What are some of the things you hunger and thirst for? For me today, I’m thinking of pumpkin pie. Maybe it’s seeing all those doggone advertisements for lattes and candles and popcorn and ice cream and everything else imaginable that is now “pumpkin spice” flavored…
But on days that I’m not consumed with a craving for pumpkin or coffee-flavored items, and thinking about more noble goals, I remember this catchy beatitude from Jesus:
“Blessed are those who hunger and thirst for righteousness, for they shall be filled.”
Now, I know the word “righteousness” has a bad rap. Sounds condescending and self-righteous and maybe even arrogant. What’s so noble about THAT? We’ve got far too much of that in the news these days, and it doesn’t do anything but depress and suck good energy out of life.
But, of course, there is so much more to this word, which actually means “to be in right relationship with yourself, with God, and with others.” Right relationship. This means personal integrity in aligning your walk and your talk with compassion and truth—and along with that, righteousness is about paying attention to social justice for others whose needs are overlooked by many. Most of us tend to find our way to this wonderful state of being described by Jesus through either the door of introversion or extroversion…
Introverts often tend to awaken to the holy in the world and discover their own righteousness through living with great intentionality in their personal spheres.

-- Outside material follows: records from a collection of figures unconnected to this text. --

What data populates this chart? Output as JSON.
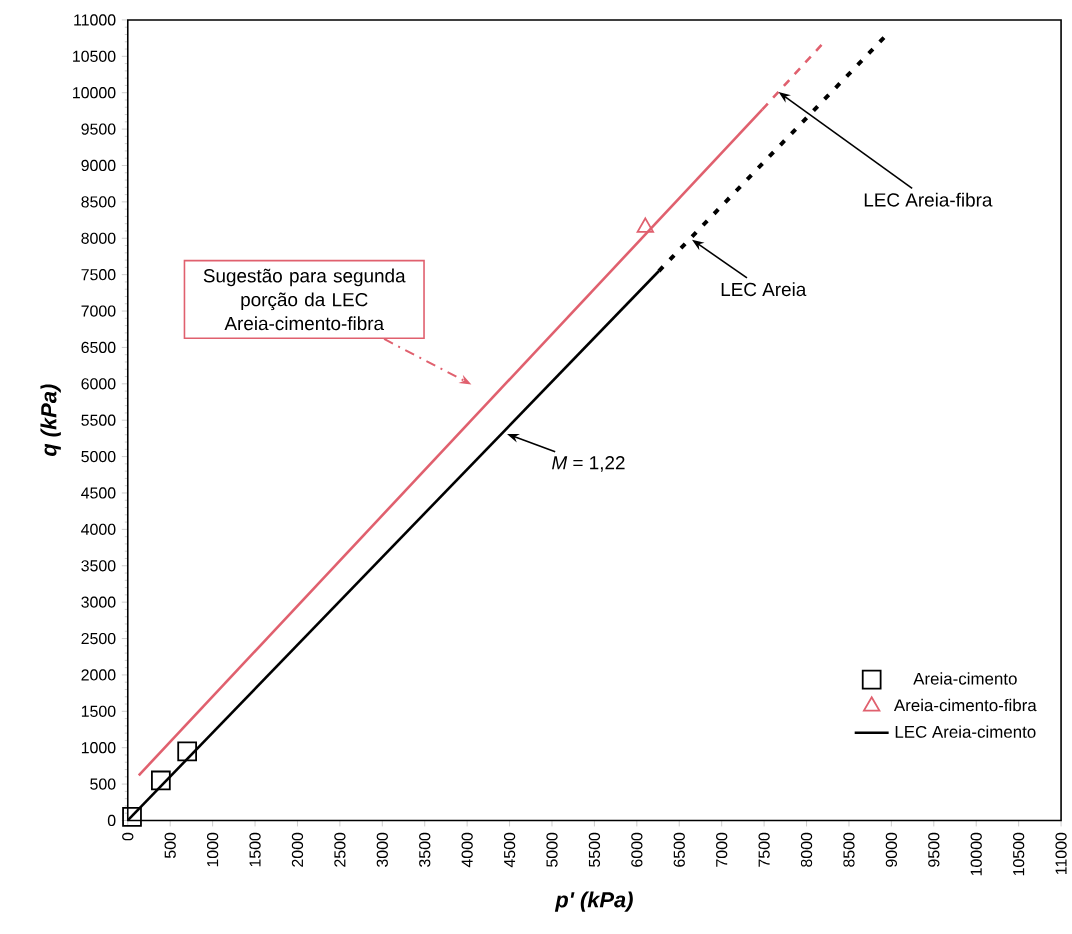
{
  "chart_data": {
    "type": "scatter",
    "xlabel": "*p' (kPa)*",
    "ylabel": "*q (kPa)*",
    "xlim": [
      0,
      11000
    ],
    "ylim": [
      0,
      11000
    ],
    "xticks": [
      0,
      500,
      1000,
      1500,
      2000,
      2500,
      3000,
      3500,
      4000,
      4500,
      5000,
      5500,
      6000,
      6500,
      7000,
      7500,
      8000,
      8500,
      9000,
      9500,
      10000,
      10500,
      11000
    ],
    "yticks": [
      0,
      500,
      1000,
      1500,
      2000,
      2500,
      3000,
      3500,
      4000,
      4500,
      5000,
      5500,
      6000,
      6500,
      7000,
      7500,
      8000,
      8500,
      9000,
      9500,
      10000,
      10500,
      11000
    ],
    "grid": false,
    "legend": "bottom right",
    "series": [
      {
        "name": "Areia-cimento",
        "marker": "square",
        "color": "#000000",
        "x": [
          50,
          390,
          700
        ],
        "values": [
          50,
          550,
          950
        ]
      },
      {
        "name": "Areia-cimento-fibra",
        "marker": "triangle",
        "color": "#e0606e",
        "x": [
          6100
        ],
        "values": [
          8150
        ]
      },
      {
        "name": "LEC Areia-cimento",
        "type": "line",
        "marker": "none",
        "line_style": "solid",
        "color": "#000000",
        "x": [
          0,
          6260
        ],
        "values": [
          0,
          7550
        ]
      },
      {
        "type": "line",
        "marker": "none",
        "line_style": "dotted",
        "color": "#000000",
        "x": [
          6260,
          8965
        ],
        "values": [
          7550,
          10820
        ]
      },
      {
        "type": "line",
        "marker": "none",
        "line_style": "solid",
        "color": "#e0606e",
        "x": [
          130,
          7480
        ],
        "values": [
          620,
          9770
        ]
      },
      {
        "type": "line",
        "marker": "none",
        "line_style": "dashed",
        "color": "#e0606e",
        "x": [
          7480,
          8210
        ],
        "values": [
          9770,
          10700
        ]
      }
    ],
    "annotations": [
      "Sugestão para segunda porção da LEC Areia-cimento-fibra",
      {
        "text": "LEC Areia",
        "x": 6650,
        "y": 7980
      },
      {
        "text": "LEC Areia-fibra",
        "x": 7670,
        "y": 10010
      },
      {
        "text": "*M* = 1,22",
        "x": 4470,
        "y": 5310
      }
    ]
  }
}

They read, journal, learn meditation, attend prayer groups, study scripture, and sometimes attend events at faith communities. They take seriously the epic words, “The unexamined life isn’t worth living.”
Extroverts often find their way through the door of righteousness by becoming passionate about community. They may or may not have interest in faith or leading a self-examined life, but they attend every rally and march, canvas their neighborhoods, call their legislators, and donate to multiple non-profits—all the while probably working for one themselves.
The thing is, people who begin their journey in “right relationship” by going inward, find that the Love they find there dries up if it isn’t carried out into the world. And people who start by going outward into community to care for inequalities and injustices, find that they get burned out and bitter if they don’t find a spiritual practice of going inward to renew their own soul.
It’s a feedback loop of the best kind. Tending to God-within leads us to want to love the world in the incredible ways we discover our own lives touched by grace, and tending to the suffering of the world leads us to eventually see God within the creation we encounter in our social justice work, including our very own soul.
Blessed are we, the introverts and extroverts, for our own unique paths toward salvation for the world are perfectly divine in all their surprising twists and turns.